Na Universidade B criou-se o espaço do Fórum de Licenciaturas para discutir as novas exigências do CNE buscando a observância das horas exigidas. Nesse espaço os professores discutem seus projetos de curso, as disciplinas que integram o currículo de cada licenciatura e a integração entre elas. Observa-se uma preocupação de adequar as horas exigidas na nova legislação e também de viabilizar a inserção do aluno nas escolas onde irão atuar desde o primeiro semestre do curso. Essa busca de inserção dos alunos desde o início do curso tem sido a marca dessa instituição. Na fala de um coordenador de curso:

Nós temos dois projetos pedagógicos, o projeto do bacharelado e o projeto da licenciatura. (...) A licenciatura é para formar o professor, então o projeto pedagógico foi adequado para isso e as horas de estágio também são cumpridas dentro da área escolar da licenciatura. O aluno não cumpre nada fora da escola pra formar realmente o professor.

E acrescenta:

Ele tem essa formação pedagógica desde o primeiro período. Ele sempre vai ter algo relacionado com a formação pedagógica e a escola. Todo um eixo que é ministrado pelo pessoal da educação e depois tem outra vertente que é ministrada pelos próprios professores da área específica com experiência na área da escola e da licenciatura.

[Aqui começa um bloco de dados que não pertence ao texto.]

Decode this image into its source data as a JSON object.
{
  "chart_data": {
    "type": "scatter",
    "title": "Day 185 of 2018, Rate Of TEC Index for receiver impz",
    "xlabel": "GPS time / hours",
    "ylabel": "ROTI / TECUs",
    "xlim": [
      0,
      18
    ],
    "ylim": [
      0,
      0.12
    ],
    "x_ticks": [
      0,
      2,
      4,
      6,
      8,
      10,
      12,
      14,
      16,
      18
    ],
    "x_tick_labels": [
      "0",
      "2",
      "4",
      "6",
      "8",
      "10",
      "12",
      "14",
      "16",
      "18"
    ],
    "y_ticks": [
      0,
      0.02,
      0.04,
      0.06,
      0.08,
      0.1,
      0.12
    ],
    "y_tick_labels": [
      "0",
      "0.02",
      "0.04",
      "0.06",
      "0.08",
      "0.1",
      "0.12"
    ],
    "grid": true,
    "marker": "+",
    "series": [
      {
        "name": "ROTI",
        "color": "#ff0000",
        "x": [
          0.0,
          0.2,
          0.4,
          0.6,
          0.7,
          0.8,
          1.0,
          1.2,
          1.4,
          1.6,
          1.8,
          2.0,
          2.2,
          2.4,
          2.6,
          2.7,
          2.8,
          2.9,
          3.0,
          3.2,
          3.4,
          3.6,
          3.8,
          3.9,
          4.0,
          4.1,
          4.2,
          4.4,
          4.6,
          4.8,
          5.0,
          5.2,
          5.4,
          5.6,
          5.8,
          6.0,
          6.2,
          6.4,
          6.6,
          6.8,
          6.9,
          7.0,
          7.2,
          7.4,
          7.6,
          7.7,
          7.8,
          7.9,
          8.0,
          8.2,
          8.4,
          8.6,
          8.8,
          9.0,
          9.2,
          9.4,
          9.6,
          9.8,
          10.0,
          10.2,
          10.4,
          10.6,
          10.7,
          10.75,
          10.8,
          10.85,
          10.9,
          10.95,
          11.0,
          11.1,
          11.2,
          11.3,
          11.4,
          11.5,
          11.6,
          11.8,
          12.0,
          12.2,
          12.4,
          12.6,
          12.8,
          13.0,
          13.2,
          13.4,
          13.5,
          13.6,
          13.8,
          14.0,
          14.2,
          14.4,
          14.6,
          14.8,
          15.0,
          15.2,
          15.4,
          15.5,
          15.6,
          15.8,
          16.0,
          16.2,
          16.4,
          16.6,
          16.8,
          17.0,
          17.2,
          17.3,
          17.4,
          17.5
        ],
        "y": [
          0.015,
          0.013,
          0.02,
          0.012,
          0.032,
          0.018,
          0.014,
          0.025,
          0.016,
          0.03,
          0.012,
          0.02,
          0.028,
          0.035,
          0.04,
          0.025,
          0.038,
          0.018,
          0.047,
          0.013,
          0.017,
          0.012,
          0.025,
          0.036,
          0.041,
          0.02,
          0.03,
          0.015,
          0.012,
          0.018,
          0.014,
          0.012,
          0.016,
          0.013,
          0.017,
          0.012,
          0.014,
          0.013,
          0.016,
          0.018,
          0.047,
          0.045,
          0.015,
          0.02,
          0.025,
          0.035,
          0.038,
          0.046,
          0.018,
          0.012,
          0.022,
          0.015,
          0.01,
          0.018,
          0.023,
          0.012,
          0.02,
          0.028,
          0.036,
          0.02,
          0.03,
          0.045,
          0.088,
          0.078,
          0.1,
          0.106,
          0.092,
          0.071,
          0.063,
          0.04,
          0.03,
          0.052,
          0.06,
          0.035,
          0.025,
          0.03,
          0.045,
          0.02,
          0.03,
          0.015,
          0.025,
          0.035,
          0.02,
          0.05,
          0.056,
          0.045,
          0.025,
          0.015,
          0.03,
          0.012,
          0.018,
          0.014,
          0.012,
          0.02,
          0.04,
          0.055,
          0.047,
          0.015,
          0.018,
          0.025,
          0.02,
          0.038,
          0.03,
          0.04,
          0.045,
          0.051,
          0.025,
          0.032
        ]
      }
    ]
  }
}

Essa articulação com a prática desde o início do curso se faz através de disciplinas de Práticas Profissionais que totalizam 396 horas. Com efeito, essa solução encontrada pelo grupos de professores e coordenadores de curso discutidas no Fórum de licenciaturas mantido pela instituição constitui um avanço na busca de articulação teoria prática. Contudo, mantém a ênfase no estágio a partir do 5º. período e a lógica da teoria como guia da ação prática. Essa lógica, que está na base do esquema três mais um ainda prevalece nas diferentes instituições sendo que as particulares manifestam um movimento de busca para alterá-la e encontram-se à frente nesse sentido.
Já nas instituições públicas, as alterações ficam a cargo dos departamentos e é mais evidente a manutenção da cisão: pedagógico e conteúdos específicos, teoria e prática. Uma das universidades públicas, aqui identificada pela letra C, embora tenha criado uma coordenação geral para os cursos de licenciaturas, manifesta dificuldade de viabilizar a integração almejada. Em novembro de 2002 foi constituída uma comissão para adaptar as licenciaturas, atender as diretrizes curriculares nacionais, mas segundo a coordenadora foi muito difícil conciliar os interesses dos agentes envolvidos no memento de criar a comissão. Assim ela se expressa:

Convocamos o CEP, convidamos pessoas das licenciaturas, convidamos coordenadores, convocamos também o pessoal da educação, o pessoal de métodos, chamamos todas as pessoas e algumas pessoas ficaram. Porém, outras saíram do processo dizendo: “essa lei não vai pegar”, é o que ocorre sempre por aí.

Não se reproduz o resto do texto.